Menurut Jay, sikap ini bisa dimanfaatkan China untuk mengambil keuntungan di kawasan Laut Natuna Utara, yang masuk dalam klaim sembilan garis putus-putus.
Di sisi lain, Salawati Mat Basir, dosen hukum dari Universiti Kebangsaan Malaysia, menilai pernyataan bersama Indonesia-China tersebut pada dasarnya merupakan langkah diplomatik yang baik.
Namun, Indonesia tetap perlu waspada, mengingat China kerap menunda proses pembentukan Kode Etik Laut China Selatan yang diinisiasi ASEAN untuk mendesak kepatuhan terhadap UNCLOS.
Poin dalam pernyataan Indonesia-China yang menyebut tentang "kerja sama di wilayah yang memiliki klaim tumpang tindih" pun menuai kritik dari berbagai pihak.

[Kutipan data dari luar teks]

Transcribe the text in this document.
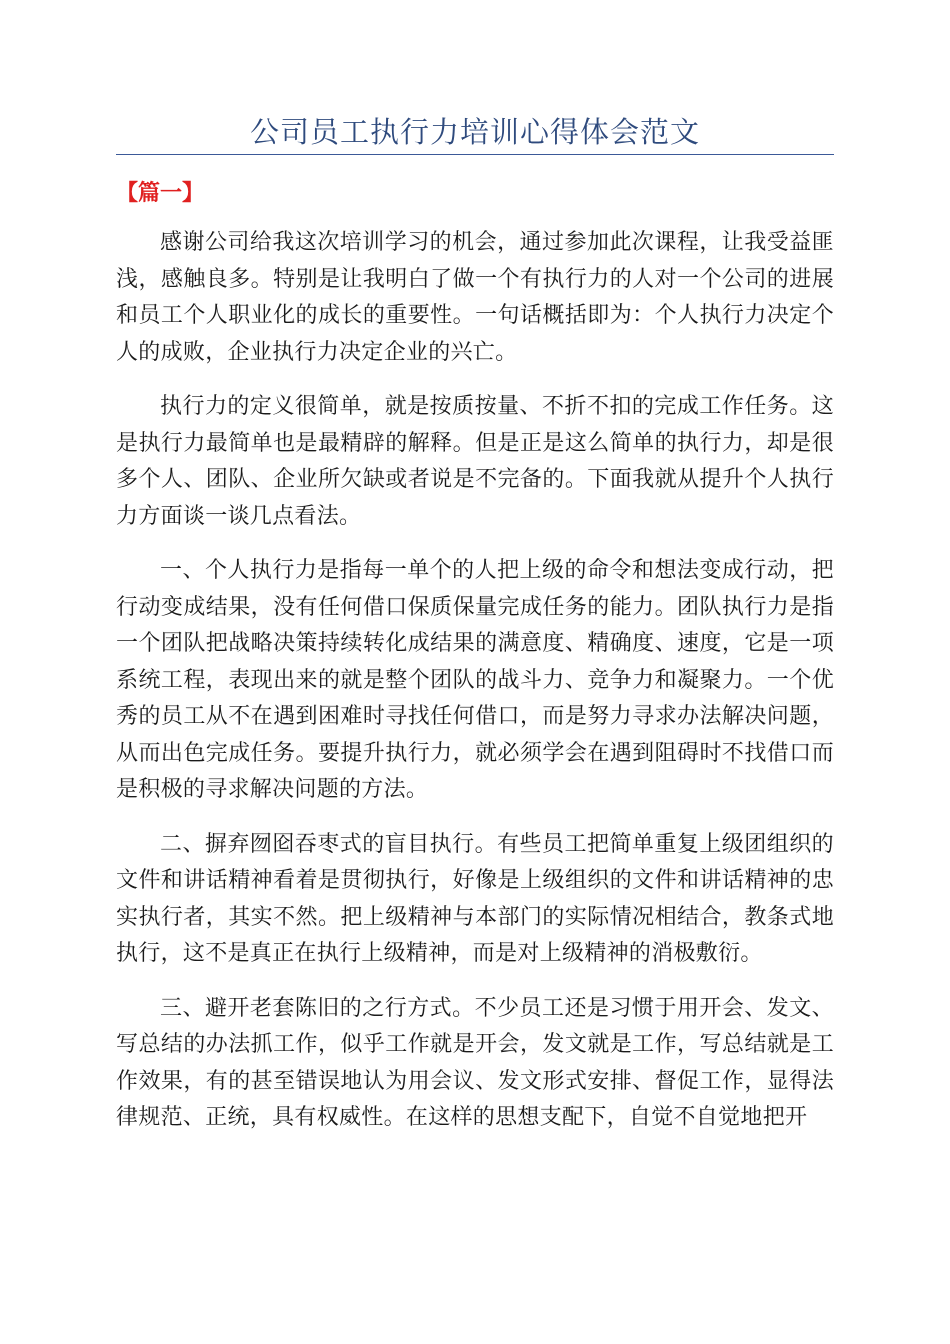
公司员工执行力培训心得体会范文
【篇一】

感谢公司给我这次培训学习的机会，通过参加此次课程，让我受益匪浅，感触良多。特别是让我明白了做一个有执行力的人对一个公司的进展和员工个人职业化的成长的重要性。一句话概括即为：个人执行力决定个人的成败，企业执行力决定企业的兴亡。

执行力的定义很简单，就是按质按量、不折不扣的完成工作任务。这是执行力最简单也是最精辟的解释。但是正是这么简单的执行力，却是很多个人、团队、企业所欠缺或者说是不完备的。下面我就从提升个人执行力方面谈一谈几点看法。

一、个人执行力是指每一单个的人把上级的命令和想法变成行动，把行动变成结果，没有任何借口保质保量完成任务的能力。团队执行力是指一个团队把战略决策持续转化成结果的满意度、精确度、速度，它是一项系统工程，表现出来的就是整个团队的战斗力、竞争力和凝聚力。一个优秀的员工从不在遇到困难时寻找任何借口，而是努力寻求办法解决问题，从而出色完成任务。要提升执行力，就必须学会在遇到阻碍时不找借口而是积极的寻求解决问题的方法。

二、摒弃囫囵吞枣式的盲目执行。有些员工把简单重复上级团组织的文件和讲话精神看着是贯彻执行，好像是上级组织的文件和讲话精神的忠实执行者，其实不然。把上级精神与本部门的实际情况相结合，教条式地执行，这不是真正在执行上级精神，而是对上级精神的消极敷衍。

三、避开老套陈旧的之行方式。不少员工还是习惯于用开会、发文、写总结的办法抓工作，似乎工作就是开会，发文就是工作，写总结就是工作效果，有的甚至错误地认为用会议、发文形式安排、督促工作，显得法律规范、正统，具有权威性。在这样的思想支配下，自觉不自觉地把开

Hikmahanto Juwana, Guru Besar Hukum Internasional Universitas Indonesia, menganggap poin tersebut seolah mengesahkan klaim sepihak China atas sembilan garis putus-putus yang mencakup Laut Natuna Utara.
Indonesia selama ini menegaskan kedaulatan di wilayah Laut Natuna Utara dan secara tegas menolak klaim sembilan garis putus-putus China.
Indonesia juga sering mengusir kapal-kapal China yang melintasi wilayah tersebut sebagai bentuk penegasan wilayah ZEE Indonesia di Laut Natuna. (*)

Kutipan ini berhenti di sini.